Em 30 de junho, a corte o declarou impedido de
concorrer por oito anos, ao reconhecer abuso de poder político e uso indevido
dos meios de comunicação na eleição do ano passado. A origem: a reunião com
embaixadores na qual Bolsonaro disparou mentiras e ataques ao sistema
eleitoral.
Sua defesa espera a publicação do acórdão do julgamento
para decidir os próximos passos. A chance de reversão, contudo, é considerada
quase nula nos círculos político e jurídico.
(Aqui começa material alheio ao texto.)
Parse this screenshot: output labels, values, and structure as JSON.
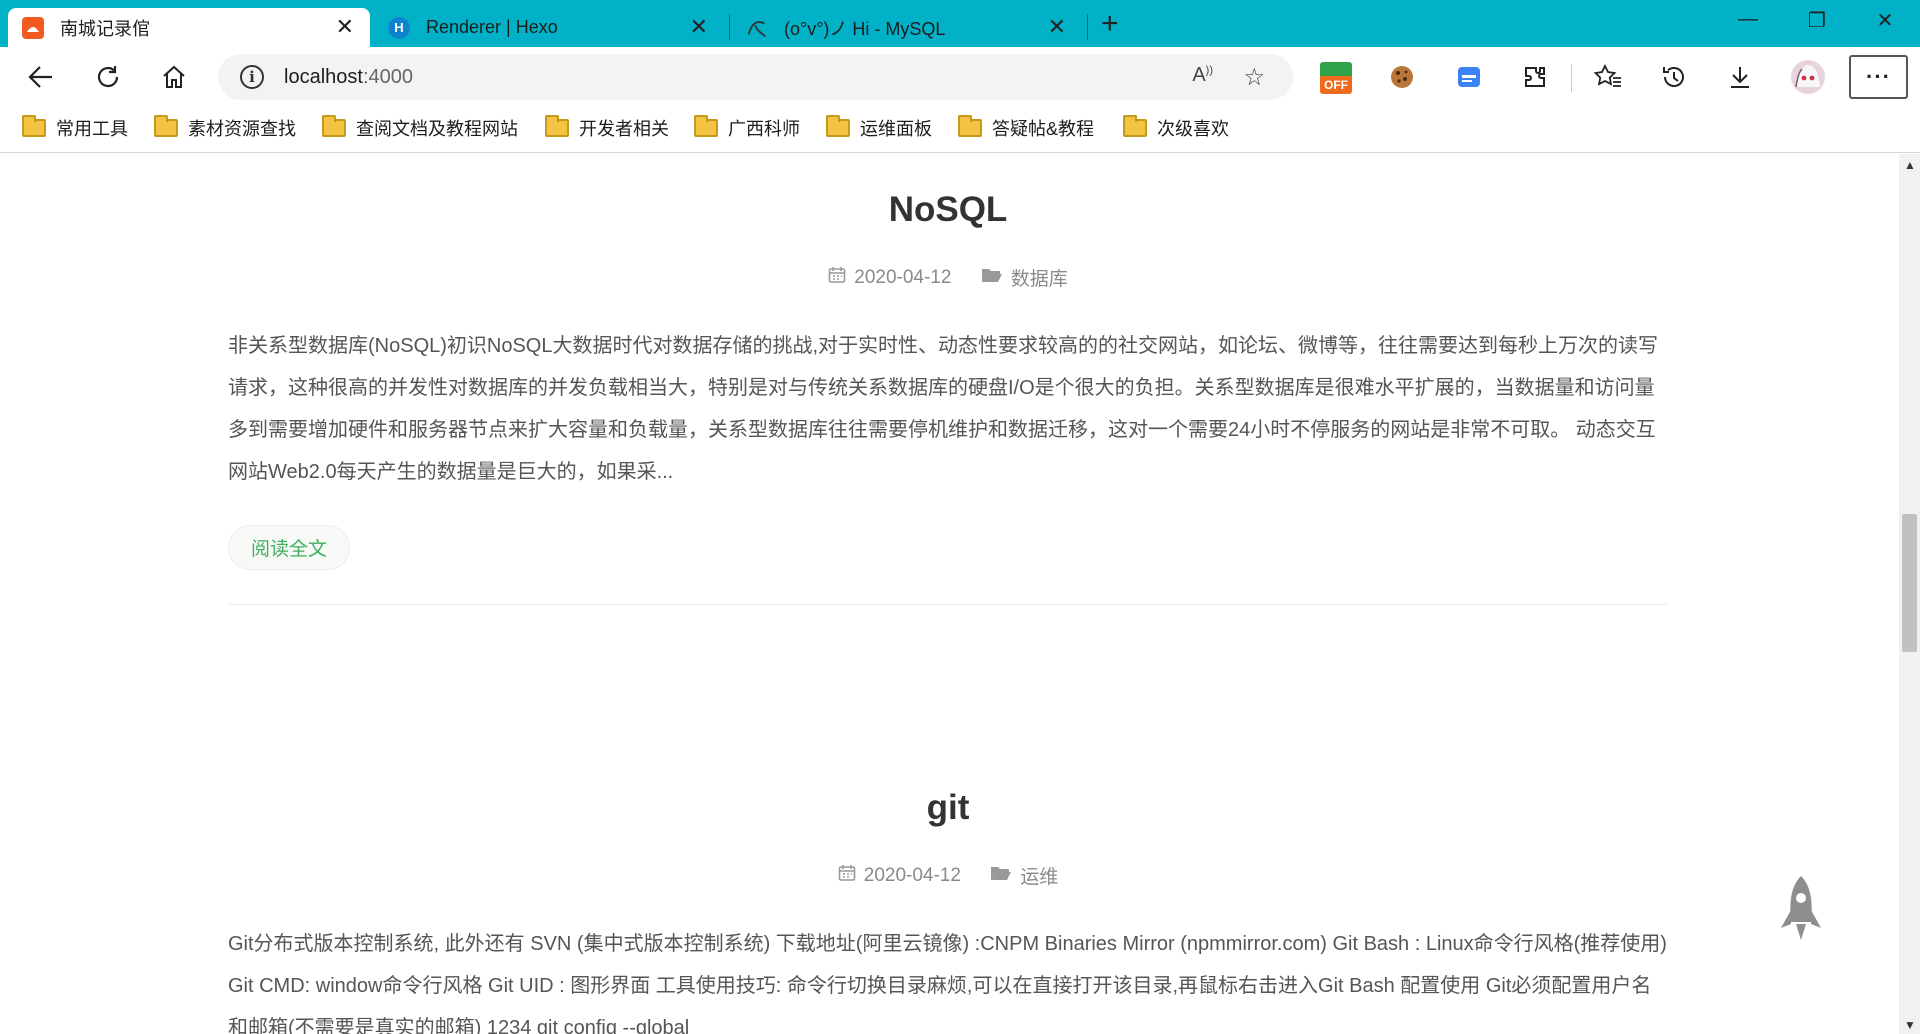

As primeiras movimentações depois de Bolsonaro ter
seu nome vetado das urnas até ao menos as eleições de 2028 indicaram dificuldade
para liderar a oposição ao presidente Lula (PT), posição que pretendia assumir
naturalmente, e acenderam alertas sobre o risco de isolamento após um governo
de polêmicas e radicalismos.
Apesar disso, aliados e detratores concordam que o
ex-presidente preserva o apoio de ao menos parte de seus 58,2 milhões de
eleitores no segundo turno, patamar muito próximo dos 60,3 milhões de votos que
deram a vitória a Lula, no mais apertado placar desde a redemocratização.
Nas últimas quatro semanas, Bolsonaro se esforçou
para mostrar que, como gosta de reiterar, não está morto. Vestiu o figurino de
injustiçado, alegou sofrer perseguição e fez mistério sobre quem ungirá como
sucessor, mas reafirmou querer atuar como cabo eleitoral nas disputas
municipais de 2024.
Na brecha que encontrou para capitanear a oposição
ao governo atual, porém, saiu desmoralizado. A Reforma Tributária foi aprovada
na Câmara dos Deputados no dia 7 mesmo com sua campanha contrária. O texto
angariou, inclusive, 20 votos favoráveis na bancada do PL.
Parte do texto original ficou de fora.